What It Does
The Order Coverage policy is a new option in the Supply Planner. It changes how order quantities are calculated when inventory drops below the reorder point:- Instead of using fixed quantity rules, it calculates the sum of forecasted demand over the next X months, defined by the order_coverage_period (Order Lookahead Period) parameter in the Masterdata.
Considerations
1. Forecast-Driven Logic
The policy relies entirely on forecast data.
If any months within the coverage period are missing forecasts, those are treated as zero demand.
This can lead to under-ordering and may trigger additional orders earlier than expected.
Tip: Always ensure forecast data is complete for the full coverage period.
2. Use with buy_frequency
You can use this policy with a buy_frequency setting (e.g., ordering only every 2 months).
However, this limits when the system can place orders, which can lead to stockouts if:
Demand spikes after an order is placed.
Actual demand exceeds the forecast.
Recommendation: For most cases, keep buy_frequency = 1 (monthly) to stay flexible.
3. Safety Stock and Order Timing
The timing between orders may vary based on:
Initial inventory levels
Dynamic safety stock
Even with the same settings, different starting inventory can result in orders being placed at different times.

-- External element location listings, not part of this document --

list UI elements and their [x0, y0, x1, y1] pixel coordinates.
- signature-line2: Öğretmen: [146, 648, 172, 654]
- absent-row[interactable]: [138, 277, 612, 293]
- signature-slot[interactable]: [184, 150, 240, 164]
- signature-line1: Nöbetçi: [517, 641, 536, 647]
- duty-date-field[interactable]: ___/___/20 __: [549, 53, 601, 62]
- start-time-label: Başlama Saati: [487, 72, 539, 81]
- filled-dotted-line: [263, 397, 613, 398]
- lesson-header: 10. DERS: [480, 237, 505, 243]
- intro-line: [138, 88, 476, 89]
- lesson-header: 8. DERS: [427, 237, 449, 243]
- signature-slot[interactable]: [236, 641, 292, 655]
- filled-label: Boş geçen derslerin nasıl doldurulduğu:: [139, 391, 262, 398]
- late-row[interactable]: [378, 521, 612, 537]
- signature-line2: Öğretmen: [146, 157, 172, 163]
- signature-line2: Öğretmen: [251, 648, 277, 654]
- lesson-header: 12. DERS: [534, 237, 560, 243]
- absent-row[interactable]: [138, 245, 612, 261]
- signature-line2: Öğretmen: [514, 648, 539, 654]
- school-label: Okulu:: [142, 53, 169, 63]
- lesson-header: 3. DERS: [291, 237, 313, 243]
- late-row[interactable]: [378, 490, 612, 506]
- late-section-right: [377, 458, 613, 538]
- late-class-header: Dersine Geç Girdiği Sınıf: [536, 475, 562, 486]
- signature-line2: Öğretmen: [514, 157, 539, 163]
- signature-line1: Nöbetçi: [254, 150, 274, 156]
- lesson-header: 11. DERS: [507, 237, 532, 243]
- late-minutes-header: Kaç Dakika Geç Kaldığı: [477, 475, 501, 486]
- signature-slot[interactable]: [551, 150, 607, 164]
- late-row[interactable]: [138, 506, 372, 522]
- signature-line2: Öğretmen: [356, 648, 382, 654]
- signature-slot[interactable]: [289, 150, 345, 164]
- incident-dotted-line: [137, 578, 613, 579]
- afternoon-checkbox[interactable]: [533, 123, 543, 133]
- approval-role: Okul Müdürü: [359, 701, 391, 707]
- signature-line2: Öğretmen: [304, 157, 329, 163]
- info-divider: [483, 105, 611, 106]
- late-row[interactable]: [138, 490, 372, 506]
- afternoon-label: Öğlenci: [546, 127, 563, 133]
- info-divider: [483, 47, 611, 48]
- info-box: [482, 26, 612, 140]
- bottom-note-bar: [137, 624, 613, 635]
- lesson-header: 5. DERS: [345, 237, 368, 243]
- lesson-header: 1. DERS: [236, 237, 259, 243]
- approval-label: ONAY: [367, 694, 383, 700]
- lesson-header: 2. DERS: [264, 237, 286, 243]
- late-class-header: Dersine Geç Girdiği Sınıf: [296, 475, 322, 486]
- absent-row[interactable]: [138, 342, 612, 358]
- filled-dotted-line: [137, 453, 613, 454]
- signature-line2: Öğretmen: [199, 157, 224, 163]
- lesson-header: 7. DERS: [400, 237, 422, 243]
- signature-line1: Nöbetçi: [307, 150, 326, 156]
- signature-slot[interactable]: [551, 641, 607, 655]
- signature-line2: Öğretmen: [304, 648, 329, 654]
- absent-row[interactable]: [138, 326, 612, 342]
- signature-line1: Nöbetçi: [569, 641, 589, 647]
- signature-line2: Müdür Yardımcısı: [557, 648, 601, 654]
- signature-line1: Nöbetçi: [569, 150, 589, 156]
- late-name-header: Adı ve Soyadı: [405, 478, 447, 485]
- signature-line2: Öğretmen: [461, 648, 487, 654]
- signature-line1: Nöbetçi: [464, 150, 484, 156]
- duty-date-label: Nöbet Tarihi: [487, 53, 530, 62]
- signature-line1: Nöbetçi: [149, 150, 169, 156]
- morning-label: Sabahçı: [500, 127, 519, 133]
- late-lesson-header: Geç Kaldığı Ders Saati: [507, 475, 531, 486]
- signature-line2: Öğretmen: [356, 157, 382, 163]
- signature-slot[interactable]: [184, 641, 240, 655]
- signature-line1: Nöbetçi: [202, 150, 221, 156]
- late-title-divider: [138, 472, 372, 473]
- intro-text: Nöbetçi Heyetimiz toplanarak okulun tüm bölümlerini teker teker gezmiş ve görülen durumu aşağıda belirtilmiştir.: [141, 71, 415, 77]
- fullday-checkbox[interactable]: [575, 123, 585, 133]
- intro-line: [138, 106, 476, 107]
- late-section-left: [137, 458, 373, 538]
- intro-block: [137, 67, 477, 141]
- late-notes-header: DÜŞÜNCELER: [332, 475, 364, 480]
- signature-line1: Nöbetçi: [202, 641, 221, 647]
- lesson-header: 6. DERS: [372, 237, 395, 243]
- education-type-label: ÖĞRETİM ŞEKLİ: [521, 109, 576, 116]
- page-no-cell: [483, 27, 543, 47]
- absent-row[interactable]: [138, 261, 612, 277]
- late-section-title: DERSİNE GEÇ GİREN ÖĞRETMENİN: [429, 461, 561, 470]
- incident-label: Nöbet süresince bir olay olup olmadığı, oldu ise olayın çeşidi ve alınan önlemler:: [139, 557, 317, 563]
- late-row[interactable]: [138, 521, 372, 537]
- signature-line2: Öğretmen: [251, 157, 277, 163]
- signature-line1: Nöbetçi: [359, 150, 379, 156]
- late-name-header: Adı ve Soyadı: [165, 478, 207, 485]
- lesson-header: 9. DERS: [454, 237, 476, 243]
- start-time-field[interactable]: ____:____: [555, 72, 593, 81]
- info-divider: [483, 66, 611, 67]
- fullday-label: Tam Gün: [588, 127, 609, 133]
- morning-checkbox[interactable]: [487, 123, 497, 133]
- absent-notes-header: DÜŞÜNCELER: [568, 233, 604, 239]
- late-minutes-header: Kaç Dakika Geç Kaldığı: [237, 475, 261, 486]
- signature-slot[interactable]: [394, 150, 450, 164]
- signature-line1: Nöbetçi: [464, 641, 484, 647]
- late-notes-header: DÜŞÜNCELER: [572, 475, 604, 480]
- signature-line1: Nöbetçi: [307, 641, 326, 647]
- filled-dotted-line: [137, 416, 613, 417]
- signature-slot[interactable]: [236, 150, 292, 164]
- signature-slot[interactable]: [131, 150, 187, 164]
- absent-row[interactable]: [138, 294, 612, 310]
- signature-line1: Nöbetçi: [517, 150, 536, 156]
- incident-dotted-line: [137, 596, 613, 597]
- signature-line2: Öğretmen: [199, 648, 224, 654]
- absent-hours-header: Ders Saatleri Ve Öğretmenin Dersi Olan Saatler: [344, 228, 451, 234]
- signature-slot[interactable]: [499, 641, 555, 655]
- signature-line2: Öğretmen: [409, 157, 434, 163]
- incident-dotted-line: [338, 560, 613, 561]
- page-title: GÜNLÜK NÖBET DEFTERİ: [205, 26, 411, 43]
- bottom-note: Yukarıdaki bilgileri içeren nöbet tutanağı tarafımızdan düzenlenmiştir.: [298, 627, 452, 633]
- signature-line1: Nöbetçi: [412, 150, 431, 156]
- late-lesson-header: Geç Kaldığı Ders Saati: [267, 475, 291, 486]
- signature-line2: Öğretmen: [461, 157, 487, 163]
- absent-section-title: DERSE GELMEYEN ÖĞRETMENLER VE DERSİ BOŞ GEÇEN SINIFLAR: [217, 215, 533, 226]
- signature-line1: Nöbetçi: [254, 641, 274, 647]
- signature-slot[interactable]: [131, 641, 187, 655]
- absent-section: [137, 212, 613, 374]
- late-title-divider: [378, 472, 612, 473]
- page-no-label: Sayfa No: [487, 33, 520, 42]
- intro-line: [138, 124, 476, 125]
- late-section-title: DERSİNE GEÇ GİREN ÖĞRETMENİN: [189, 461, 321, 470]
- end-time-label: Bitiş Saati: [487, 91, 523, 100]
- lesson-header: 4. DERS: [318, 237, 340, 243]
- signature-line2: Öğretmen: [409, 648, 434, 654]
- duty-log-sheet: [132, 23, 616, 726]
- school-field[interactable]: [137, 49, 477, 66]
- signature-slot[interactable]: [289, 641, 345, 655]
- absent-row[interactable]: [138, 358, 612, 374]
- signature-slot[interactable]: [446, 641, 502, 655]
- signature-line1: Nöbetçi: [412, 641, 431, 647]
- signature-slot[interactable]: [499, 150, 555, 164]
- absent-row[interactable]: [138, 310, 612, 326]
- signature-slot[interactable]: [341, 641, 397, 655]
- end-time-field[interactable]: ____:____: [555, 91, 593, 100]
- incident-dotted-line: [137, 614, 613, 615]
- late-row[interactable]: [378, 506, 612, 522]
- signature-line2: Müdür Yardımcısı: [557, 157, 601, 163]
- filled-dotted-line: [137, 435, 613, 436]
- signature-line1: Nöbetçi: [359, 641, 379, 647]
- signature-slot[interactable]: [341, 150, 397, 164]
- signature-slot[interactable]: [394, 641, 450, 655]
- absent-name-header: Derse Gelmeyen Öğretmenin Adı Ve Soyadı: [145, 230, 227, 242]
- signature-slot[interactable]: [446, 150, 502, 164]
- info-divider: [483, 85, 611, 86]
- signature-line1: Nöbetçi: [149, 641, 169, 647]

This is expected and reflects how the system checks inventory against forecasted demand and safety stock at each review point.
Summary Best Practices
Use with complete and up-to-date forecast data
Keep buy_frequency = 1 unless strict ordering cycles are needed
Tune safety stock levels carefully per product
Understand that variation in initial inventory will affect order timing
Any updates to demand would require re-running the simulation.